Barco en la tormenta
Han vuelto al lugar del que salieron hace algunos años. Vienen con la mirada más modesta. Llegan puntuales y no se agrupan en corrillos bulliciosos a las puertas del instituto. Esperan que toque el timbre y entran en las aulas sin regatear el tiempo de espera. Cuando el profesor aparece, ya tienen preparado el bloc, el bolígrafo y la mirada atenta.
La simple forma de ocupar el espacio nos da cuenta de las pequeñas historias de quienes lo habitan. En los centros escolares, los alumnos de la mañana son como un mar embravecido, cuyas olas inundan pasillos y escaleras, y su sonido es un bramido intermitente que te acompaña hasta el comienzo de la clase. Pisan fuerte, en territorio propio. Ocupan todo el espacio disponible, se llaman a voces desde lejos y componen verdaderas barricadas con las mochilas cargadas de libros, que transportan como soldados enviados a una alegre guerra. En contraposición, los alumnos de la tarde hablan en voz baja. Deambulan solitarios entre clase y clase. Ceden el paso, piden permiso con la mirada para abrir la puerta, la ventana, encender el ordenador o reclamar tu atención en clase. Son jóvenes todavía, pero hay, en casi todos, un aire de seriedad que les atraviesa.
Entre el bullicio de la mañana y la quietud de la tarde hay solo unos años de distancia, pero todo un abismo de experiencia.
Salieron de este centro o de otros similares cuando tenían dieciséis o diecisiete años. Se fueron atraídos por el canto de sirena de las ganancias fáciles, convencidos de que estudiar era perder el tiempo. Encontraron inmediatamente trabajo en talleres, oficinas o en empresas de la construcción. Trabajaban duro pero los fines de semana deslumbraban con sus coches relucientes y sus bolsillos repletos. Eran la envidia de sus antiguos compañeros de instituto que también se preguntaban si no era mejor colgar los libros y buscar ingresos que les permitieran comprar los brillantes objetos del deseo. Deslumbrados por el brillo del consumo, salieron del sistema educativo miles y miles de chicos ya que el negocio de la construcción era un mundo masculino. La historia del fracaso de las chicas -mucho menos numeroso- se suele escribir con letras de problemas familiares. Curiosamente, cuando se relatan las causas del enorme fracaso escolar de estos últimos años -especialmente en la baja cifra de estudiantes que acometían el segundo ciclo- nunca se habló de esta fiebre de ganancia que atravesó a toda la sociedad, ni de ese canto de sirenas que, a la puerta de los centros educativos, entonaba promesas de riqueza a los jóvenes que atravesaban sus puertas.
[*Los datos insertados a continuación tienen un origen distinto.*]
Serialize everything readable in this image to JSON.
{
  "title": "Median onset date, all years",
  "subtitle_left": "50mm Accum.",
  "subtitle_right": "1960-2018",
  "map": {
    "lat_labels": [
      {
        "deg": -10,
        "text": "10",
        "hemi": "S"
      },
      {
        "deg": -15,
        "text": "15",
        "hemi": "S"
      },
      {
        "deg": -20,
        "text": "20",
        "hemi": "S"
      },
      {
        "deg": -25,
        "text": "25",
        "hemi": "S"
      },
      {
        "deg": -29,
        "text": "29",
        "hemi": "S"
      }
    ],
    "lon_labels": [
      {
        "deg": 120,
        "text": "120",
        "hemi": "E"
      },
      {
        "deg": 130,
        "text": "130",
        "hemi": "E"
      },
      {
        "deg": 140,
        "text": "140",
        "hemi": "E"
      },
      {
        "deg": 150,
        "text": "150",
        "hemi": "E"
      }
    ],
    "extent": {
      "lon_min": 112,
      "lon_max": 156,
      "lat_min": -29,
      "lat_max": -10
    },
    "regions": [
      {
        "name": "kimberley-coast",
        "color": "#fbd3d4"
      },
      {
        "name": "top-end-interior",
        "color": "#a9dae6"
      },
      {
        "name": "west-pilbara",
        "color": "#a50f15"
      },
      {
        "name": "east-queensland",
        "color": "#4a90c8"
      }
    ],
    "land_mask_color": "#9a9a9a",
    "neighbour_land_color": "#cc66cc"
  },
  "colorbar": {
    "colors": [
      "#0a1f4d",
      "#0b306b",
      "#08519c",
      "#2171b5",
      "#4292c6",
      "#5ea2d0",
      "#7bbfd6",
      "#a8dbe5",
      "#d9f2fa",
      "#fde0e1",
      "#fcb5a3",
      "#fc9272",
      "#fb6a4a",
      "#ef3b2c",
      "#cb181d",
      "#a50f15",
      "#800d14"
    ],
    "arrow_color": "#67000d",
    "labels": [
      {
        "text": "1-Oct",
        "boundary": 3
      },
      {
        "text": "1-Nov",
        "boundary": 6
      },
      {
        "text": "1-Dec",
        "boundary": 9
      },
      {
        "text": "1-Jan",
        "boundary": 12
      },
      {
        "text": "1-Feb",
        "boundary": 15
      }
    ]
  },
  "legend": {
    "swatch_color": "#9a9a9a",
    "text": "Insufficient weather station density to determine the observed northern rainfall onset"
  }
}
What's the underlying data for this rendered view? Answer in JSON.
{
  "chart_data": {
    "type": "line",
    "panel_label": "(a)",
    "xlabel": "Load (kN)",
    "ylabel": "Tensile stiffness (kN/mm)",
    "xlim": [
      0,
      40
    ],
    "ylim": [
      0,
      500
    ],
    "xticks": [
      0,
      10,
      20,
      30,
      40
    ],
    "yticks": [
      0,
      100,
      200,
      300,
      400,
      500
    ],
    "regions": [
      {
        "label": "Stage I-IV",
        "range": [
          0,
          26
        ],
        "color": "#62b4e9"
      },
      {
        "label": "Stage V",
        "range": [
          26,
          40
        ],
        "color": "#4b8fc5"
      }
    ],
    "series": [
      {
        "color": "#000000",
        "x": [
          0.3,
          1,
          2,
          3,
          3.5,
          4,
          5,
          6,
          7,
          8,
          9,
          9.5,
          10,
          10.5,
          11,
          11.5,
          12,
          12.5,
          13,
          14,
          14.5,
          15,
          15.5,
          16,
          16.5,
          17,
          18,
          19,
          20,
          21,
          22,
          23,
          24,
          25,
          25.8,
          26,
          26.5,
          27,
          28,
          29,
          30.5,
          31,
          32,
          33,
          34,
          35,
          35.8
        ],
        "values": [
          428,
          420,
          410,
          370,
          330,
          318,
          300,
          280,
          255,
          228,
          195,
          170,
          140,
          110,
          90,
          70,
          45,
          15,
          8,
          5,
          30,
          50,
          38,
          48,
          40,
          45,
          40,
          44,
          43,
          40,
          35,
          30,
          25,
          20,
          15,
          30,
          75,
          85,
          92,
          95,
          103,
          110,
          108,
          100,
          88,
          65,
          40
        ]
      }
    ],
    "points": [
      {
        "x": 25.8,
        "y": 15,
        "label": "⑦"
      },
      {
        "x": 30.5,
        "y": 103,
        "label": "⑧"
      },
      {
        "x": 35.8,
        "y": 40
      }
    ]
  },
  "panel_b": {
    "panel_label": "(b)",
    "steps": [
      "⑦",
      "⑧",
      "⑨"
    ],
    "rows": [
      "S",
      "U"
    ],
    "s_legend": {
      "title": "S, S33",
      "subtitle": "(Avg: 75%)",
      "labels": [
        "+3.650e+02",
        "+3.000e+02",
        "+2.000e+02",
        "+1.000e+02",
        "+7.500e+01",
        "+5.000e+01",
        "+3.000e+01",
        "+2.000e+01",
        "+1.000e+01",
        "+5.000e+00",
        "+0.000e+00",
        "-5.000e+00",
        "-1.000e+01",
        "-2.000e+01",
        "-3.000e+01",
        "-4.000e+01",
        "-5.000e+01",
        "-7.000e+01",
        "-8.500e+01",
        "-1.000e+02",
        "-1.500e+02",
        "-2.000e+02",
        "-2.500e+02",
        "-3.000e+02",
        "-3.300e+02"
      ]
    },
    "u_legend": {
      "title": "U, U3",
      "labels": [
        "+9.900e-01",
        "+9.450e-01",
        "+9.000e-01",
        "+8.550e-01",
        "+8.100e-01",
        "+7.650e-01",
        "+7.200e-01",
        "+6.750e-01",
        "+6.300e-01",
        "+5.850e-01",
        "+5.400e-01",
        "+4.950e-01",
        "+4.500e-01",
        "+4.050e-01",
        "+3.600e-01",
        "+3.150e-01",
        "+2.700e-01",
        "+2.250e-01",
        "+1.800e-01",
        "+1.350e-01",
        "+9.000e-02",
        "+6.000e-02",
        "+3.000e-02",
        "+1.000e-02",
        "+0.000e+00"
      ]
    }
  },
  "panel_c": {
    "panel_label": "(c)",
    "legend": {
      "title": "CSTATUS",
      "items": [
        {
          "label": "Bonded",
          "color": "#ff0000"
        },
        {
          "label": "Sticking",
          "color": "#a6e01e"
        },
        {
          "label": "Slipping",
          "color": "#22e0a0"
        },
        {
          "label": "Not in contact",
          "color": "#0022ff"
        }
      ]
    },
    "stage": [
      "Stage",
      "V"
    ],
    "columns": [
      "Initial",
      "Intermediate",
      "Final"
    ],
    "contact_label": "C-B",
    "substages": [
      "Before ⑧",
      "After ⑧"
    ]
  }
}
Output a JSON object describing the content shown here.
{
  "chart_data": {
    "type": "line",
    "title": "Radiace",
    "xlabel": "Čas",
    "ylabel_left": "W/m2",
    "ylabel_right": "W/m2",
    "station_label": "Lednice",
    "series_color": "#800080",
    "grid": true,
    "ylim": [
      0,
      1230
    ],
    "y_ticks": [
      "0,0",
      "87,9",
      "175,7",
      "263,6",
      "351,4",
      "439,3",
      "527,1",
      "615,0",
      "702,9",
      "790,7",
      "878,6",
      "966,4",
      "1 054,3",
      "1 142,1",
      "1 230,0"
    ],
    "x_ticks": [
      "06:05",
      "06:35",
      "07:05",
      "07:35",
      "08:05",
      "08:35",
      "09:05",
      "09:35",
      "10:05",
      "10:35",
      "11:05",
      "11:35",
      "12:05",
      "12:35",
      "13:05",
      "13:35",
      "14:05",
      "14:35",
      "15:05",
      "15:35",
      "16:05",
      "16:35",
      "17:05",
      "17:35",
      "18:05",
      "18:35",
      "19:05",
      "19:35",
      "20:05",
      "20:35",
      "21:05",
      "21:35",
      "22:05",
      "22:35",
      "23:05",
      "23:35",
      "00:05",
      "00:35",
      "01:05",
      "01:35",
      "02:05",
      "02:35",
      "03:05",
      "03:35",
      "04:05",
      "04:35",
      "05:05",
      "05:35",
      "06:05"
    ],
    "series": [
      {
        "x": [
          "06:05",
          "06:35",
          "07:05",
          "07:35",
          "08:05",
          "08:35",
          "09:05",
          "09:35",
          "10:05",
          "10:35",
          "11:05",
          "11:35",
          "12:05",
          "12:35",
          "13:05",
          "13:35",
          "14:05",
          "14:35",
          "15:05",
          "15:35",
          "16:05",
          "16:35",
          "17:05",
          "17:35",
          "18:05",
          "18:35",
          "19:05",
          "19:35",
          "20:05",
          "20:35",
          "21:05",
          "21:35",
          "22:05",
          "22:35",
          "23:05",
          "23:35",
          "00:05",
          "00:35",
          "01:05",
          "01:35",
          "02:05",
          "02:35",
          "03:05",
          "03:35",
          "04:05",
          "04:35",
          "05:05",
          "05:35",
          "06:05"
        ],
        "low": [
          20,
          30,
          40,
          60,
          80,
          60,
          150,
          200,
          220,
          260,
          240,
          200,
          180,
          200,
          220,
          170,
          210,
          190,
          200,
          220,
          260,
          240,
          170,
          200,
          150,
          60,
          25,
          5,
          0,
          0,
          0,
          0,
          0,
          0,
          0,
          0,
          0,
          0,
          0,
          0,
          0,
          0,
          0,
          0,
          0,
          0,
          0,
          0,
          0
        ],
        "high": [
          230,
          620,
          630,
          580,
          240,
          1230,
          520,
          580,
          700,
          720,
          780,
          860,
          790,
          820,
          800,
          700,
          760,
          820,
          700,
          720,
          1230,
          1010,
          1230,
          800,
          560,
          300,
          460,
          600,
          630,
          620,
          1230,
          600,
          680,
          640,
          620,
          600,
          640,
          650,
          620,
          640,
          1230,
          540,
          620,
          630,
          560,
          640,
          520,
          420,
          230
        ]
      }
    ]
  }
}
En cuatro o cinco años, estos jóvenes han vivido el éxito, la capacidad de consumo, la confianza en su destino para pasar, de forma brusca, al desconcierto, el descenso laboral o el paro. No cuentan nada de su experiencia vital. Es posible que se sientan derrotados, o al menos eso parecen decir con la mirada, pero creo que hace falta mucho valor, mucha determinación para volver donde empezaron; retomar los libros, cuando se ha perdido la vieja costumbre de estudiar y aceptar con modestia la incomodidad de este nuevo aprendizaje con sus jerarquías de tiempos, de liturgias y de exámenes.
No se han publicado los datos generales pero, al parecer, se han disparado las matrículas de mayores de dieciocho años en todos los ciclos educativos. Llegan alumnos de todos los lugares y sectores para obtener el título de ESO que, en su momento, no consideraron importante; para completar los ciclos formativos o terminar ese maldito bachiller que se quedó a medias. Tienen, en su mayoría, veintitantos años y un cierto aire de derrota, pero suponen una pequeña esperanza de futuro. Los veo redactar seriamente las preguntas del examen. Es de noche y la lluvia azota los cristales del aula. Por un momento me ha parecido estar en un barco que atraviesa heroicamente una tormenta.